Lecture 21 Taylor Polynomial Shortcuts

Text References: Course notes pp. 100-103 & Rogawski 10.7

21.1 Recap

Last time, we learned about the Taylor polynomial of a function centred at a point.

Exercise 21.1 Find the 2nd-order Taylor polynomial for \(f(x)=e^x\) centred at \(0\).

Solution. We have \[f'(x)=f''(x)=e^x\]

and \[f'(0)=f''(0)=1\]

then,

\[\begin{align*} P_{2,0}(x) &= f(0)+f'(0) x + \frac{1}{2!}f''(0)x^2\\ &= 1+x+\frac{1}{2}x^2 \end{align*}\]

21.2 Learning Objectives

• Find the \(n\)th order Taylor polynomial for a given function using appropriate shortcuts.

21.3 Uniqueness of Taylor Polynomials

Now that we’ve defined \(n\)th order Taylor polynomials, for some function \(f(x)\) centred at \(x_0\), we might ask ourselves whether the Taylor polynomials are unique. Let’s try to prove this.

Suppose that \(p(x)=a_0+a_1(x-x_0)+a_2(x-x_0)^2+\cdots +a_n(x-x_0)^n\) is a polynomial approximation of some function \(f(x)\) at point \(x_0\). We’re going to try to figure out the values of the coefficients \(a_0, a_1,\ldots, a_n\).

At \(x_0\), we have \(p(x_0)=a_0\); this should be equal to \(f(x_0)\), which means that \(a_0=f(x_0)\).

Now, let’s differentiate \(p(x)\) and evaluate at \(x_0\); this should be equal to \(f'(x_0)\). We have \[p'(x)=a_1+2a+2(x-x_0)+3a_3(x-x_0)^2+\cdots + n a_n(x-x_0)^{n-1}\] at \(x=x_0\), we’re left with \(p'(x_0)=a_1 = f'(x_0)\)

We can continue taking derivatives of \(p(x)\) and evaluating them at \(x=x_0\). As you might have guessed, we will get that \(a_n=\frac{1}{n!}f^{(n)}(x_0)\). So, indeed, the Taylor polynomial of a function centred at a point is unique!

Not only is the Taylor polynomial unique, but we now know that if we can find a polynomial which matches the values of \(f\) and its derivatives at a point, then that polynomial must be the Taylor polynomial!

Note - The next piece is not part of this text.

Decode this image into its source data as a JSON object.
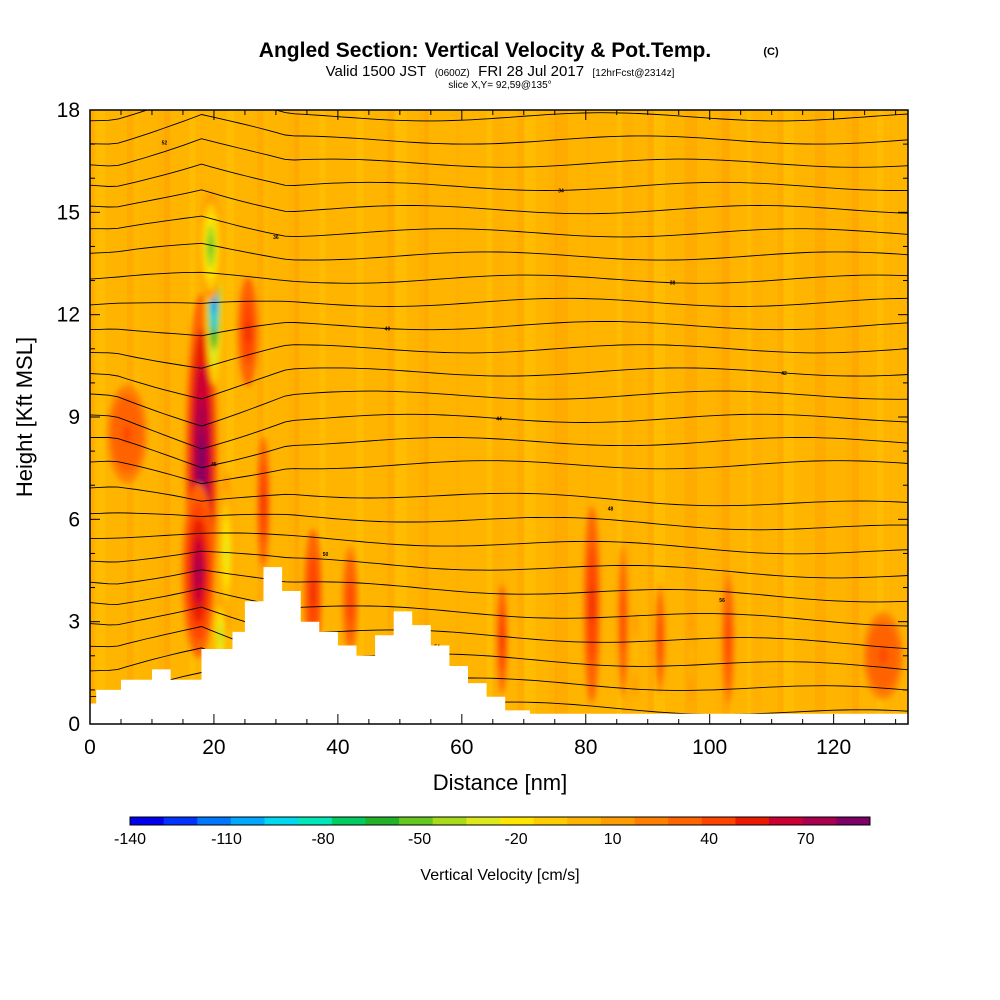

Let’s state this more formally:

Theorem 21.1 Let \(p(x)=a_0+a_1(x-x_0)+\cdots +a_n(x-x_0)^n\). If \(p^{(k)}(x_0)=f^{(k)}(x_0)\) for all \(k=0, 1, 2,\ldots, n\), then \(p(x)=P_{n, x_0}(x)= \sum_{k=0}^n \frac{f^{(k)}(x_0)(x-x_0^k)}{k!}\)

21.4 Maclaurin polynomials

We give a special name to Taylor polynomials centred at zero:

Definition 21.1 A Maclaurin polynomial has the general form \(P_{n,0}(x)=\sum_{k=0}^n\frac{f^{(k)}(0)}{k!}x^k\)

A consequence of the result that we’ve discussed is the following:

Theorem 21.2 If \(p(x)\) is the \(n\)th degree Maclaurin polynomial for \(f(x)\), then \(p(k x^m)\) is the (\(mn\))th degree Maclaurin polynomial for \(f(kx^m)\).

Exercise 21.2 Find the 6th-order Maclaurin polynomial for \(g(x)=e^{x^3}\) centred at \(0\).

Solution. We notice that \(g(x)=f(x^3)\) where \(f(x)=e^x\). Since \(p(x)=1+x+\frac{x}{2}\) is the second degree Maclaurin polynomial for \(f(x)\), the sixth degree Maclaurin polynomial for \(g(x)=f(x^3)\) is \[q(x)= 1+x^3+\frac{1}{2}(x^3)^2 = 1+ x^3+\frac{1}{2}x^6\]

21.5 Other Shortcuts

Here are a few other ways to use Taylor polynomials. Suppose that \(p(x)\) is the \(n\)th order Taylor polynomial for \(f(x)\) centred at \(x_0\), that is, \[p(x_0)=f(x_0), \quad p'(x_0)=f'(x_0), \ldots, \quad p^{(n)}(x_0)=f^{(n)}(x_0)\] then,

1. \(f'(x)\) can be approximated by \(p'(x)=P_{n-1,x_0}(x)\)
2. \(\displaystyle \int f(x)dx\) can be approximated by \(\displaystyle \int p(x)dx = P_{n+1,x_0}(x)\) (but be careful with \(C\)!)